Hier die textliche Grundlage der Einleitung meiner Predigt von Gestern:

“Ich weiß nicht, wie es Euch geht, aber mich haben die Bilder und Berichte der letzten Woche nicht losgelassen.

Der 17jährige Tim K. geht u.a. in seine alte Realschule, nimmt 250 Schuss Munition mit, schießt wild mit insgesamt über 100 Schuss um sich und tötet letztendlich 15 Menschen.

Krass, wie kann man so etwas tun?

Dann habe ich ein TV-Interview vor Augen, wo ein junges Mädchen davon erzählt, dass ihre Freundin erschossen worden ist. Sie weint, sie hat alles mitbekommen, die Schüsse, die Schreie. Keine Ahnung, wie lange sie, obwohl sie ja überlebt hat, darunter noch zu leiden hat.

Unbegreiflich.

Auch wenn immer noch nicht ganz klar ist, ob der Chatroom-Eintrag wirklich echt ist, könnte es doch gut sein, dass Tim K. genau folgenden Worte am Abend vor der Bluttat geschrieben hat.
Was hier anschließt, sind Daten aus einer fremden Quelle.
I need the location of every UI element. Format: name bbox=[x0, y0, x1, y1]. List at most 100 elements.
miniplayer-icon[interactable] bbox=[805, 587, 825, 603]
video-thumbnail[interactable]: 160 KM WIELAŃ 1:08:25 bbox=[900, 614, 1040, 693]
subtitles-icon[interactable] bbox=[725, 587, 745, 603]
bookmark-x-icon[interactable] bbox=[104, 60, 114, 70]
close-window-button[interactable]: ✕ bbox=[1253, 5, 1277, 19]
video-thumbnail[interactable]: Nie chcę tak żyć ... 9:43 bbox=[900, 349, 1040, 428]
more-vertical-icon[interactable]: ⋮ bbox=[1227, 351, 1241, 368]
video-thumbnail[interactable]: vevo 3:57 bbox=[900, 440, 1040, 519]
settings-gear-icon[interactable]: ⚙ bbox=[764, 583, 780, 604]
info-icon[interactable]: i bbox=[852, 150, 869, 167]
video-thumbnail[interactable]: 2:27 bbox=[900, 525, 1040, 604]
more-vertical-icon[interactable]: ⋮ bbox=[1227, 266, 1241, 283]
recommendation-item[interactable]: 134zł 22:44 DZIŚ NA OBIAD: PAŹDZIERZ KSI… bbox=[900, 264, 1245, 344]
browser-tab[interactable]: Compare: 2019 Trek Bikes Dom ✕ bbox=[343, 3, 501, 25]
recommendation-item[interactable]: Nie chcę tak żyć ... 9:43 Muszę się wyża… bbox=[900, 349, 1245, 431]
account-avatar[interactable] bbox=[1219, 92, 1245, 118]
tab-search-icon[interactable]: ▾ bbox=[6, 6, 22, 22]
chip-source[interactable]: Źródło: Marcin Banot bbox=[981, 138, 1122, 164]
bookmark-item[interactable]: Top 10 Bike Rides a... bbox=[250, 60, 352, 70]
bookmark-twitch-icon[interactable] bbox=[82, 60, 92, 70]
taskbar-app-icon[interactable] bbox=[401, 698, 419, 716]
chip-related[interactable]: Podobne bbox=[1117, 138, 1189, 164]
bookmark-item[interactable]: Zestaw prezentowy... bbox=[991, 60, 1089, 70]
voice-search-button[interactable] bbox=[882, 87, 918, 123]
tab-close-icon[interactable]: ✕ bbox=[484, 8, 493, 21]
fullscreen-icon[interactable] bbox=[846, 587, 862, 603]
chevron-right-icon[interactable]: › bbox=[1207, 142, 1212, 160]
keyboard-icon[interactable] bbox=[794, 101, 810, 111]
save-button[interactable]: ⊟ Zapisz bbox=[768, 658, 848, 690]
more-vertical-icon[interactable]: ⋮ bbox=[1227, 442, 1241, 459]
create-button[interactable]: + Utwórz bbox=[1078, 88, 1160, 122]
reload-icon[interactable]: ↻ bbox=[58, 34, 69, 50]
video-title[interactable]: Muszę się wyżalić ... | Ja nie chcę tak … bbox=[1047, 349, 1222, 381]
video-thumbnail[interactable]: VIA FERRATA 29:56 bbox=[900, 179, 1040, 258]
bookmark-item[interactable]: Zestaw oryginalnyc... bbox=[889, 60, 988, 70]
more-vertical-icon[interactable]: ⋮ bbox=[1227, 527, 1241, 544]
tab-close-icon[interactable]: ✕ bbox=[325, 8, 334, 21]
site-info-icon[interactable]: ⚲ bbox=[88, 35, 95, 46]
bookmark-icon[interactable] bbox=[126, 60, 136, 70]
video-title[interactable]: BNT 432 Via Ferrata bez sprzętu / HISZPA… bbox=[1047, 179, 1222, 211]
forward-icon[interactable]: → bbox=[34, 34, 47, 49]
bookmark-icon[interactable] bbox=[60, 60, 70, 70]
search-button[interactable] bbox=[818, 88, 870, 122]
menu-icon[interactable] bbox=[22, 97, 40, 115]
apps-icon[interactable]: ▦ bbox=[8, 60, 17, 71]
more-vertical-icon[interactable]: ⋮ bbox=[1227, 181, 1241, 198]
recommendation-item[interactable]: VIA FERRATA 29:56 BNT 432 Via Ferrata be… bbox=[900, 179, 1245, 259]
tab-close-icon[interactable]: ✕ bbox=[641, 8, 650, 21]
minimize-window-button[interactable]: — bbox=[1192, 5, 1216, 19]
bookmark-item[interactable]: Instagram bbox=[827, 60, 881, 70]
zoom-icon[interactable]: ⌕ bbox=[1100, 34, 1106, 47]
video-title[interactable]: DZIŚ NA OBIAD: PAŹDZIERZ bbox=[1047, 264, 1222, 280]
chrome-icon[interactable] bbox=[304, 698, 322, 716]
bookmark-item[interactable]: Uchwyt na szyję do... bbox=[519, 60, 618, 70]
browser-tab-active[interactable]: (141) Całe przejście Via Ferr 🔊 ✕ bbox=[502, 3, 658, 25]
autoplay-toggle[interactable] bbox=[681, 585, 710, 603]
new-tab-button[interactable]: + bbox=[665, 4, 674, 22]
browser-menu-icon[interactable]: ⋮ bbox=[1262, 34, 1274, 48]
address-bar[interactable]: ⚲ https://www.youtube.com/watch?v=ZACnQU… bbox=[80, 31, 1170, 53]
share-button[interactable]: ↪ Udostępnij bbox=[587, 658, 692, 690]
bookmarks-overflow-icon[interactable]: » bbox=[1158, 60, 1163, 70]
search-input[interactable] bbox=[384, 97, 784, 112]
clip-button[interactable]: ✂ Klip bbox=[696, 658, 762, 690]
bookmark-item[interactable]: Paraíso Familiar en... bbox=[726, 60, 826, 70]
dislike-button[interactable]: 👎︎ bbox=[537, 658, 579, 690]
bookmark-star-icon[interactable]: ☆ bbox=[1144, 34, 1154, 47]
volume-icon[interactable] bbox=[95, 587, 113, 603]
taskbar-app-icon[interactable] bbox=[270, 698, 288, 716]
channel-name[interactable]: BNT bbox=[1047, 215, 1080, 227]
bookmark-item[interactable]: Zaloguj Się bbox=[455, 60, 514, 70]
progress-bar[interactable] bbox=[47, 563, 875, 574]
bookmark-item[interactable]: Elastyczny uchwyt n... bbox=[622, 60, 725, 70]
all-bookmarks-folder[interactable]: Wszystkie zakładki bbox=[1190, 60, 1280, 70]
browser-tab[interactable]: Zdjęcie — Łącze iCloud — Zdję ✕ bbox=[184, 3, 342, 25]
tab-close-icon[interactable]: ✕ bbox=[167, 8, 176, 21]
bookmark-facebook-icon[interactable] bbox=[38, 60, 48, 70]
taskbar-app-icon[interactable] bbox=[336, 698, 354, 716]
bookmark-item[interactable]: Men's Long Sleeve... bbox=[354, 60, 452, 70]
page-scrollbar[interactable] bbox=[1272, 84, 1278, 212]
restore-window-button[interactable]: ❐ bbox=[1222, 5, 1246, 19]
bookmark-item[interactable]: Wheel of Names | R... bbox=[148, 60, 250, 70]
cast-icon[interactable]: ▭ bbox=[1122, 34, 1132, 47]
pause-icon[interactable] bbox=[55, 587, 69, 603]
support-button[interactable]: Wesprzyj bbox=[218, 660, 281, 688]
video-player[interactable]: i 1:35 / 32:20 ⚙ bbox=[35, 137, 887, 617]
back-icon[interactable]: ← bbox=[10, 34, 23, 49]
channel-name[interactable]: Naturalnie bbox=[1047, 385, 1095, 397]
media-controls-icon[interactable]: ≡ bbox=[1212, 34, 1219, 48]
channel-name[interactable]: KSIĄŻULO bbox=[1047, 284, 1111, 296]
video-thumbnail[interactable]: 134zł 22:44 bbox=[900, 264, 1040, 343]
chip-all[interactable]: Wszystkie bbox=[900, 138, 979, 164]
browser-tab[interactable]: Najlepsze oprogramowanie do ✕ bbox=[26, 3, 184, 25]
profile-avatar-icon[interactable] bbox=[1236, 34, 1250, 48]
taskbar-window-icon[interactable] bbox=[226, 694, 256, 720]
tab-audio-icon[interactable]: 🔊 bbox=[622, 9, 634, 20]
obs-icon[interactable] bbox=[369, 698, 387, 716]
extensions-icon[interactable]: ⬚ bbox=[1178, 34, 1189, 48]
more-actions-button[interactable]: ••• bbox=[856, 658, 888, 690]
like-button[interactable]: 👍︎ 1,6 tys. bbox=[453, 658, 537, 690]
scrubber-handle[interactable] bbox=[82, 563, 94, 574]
“Scheiße Bernd, es reicht mir. Ich habe dieses Lotterleben satt, immer das selbe - alle lachen mich aus, niemand erkennt mein Potential.”

“Ich meine es ernst Bernd - ich habe Waffen hier, und ich werde morgen früh an meine frühere Schule gehen und mal so richtig gepflegt grillen. Vielleicht komme ich ja auch davon.”

“Haltet die Ohren offen, Bernd, ihr werdet morgen von mir hören. Merkt Euch nur den Name des Orts: Winnenden. Und jetzt keine Meldung an die Polizei, keine Angst, ich trolle nur.”

Irgendwie möchte man gar nicht länger über die ganze Geschichte nachdenken, es ist einfach schrecklich – und man hat ja auch schon die ganze Woche davon gehört. Trotzdem bin ich bei einer Frage hängen geblieben, die mich einfach nicht losgelassen hat.

Was wäre gewesen, wenn es Jemanden in seiner Klasse, in seinem Umfeld gegeben hätte, der ihn nicht ausgelacht hätte und in ihm sein Potential gesehen hätte.

„…alle lachen mich aus, niemand erkennt mein Potential.”

Ich meine das ernst. Und frage Dich: Was wäre, wenn Tim K. in Deiner Klasse gewesen wäre? Was wäre, wenn Du ihn mal in Deine Gemeinde oder Jugendgruppe eingeladen hättest?

Es geht mir nicht einmal in erster Linie darum, dass er Christ geworden wäre. Aber vielleicht hätte er das erste Mal in seinem Leben erlebt, dass es Menschen gibt, die ihn nicht auslachen. Die ihn einfach annehmen und vielleicht sogar etwas Gutes in ihm sehen. Jesus hat in jedem Menschen (auch in Tim K.) das Gute, das Beste gesehen.

Ich bin fest davon überzeugt, dass das Leben von Tim K. – und vor allen Dingen, dass Leben von den vielen Toten, deren Familien und Traumatisierten – anders verlaufen hätte können.

Natürlich wurde auch berichtet, dass er krank war und unter Depressionen litt. Aber trotzdem können gerade da Integration in einer Gruppe, Wertschätzung und liebevolle Annahme auch helfen und eine Therapie unterstützen.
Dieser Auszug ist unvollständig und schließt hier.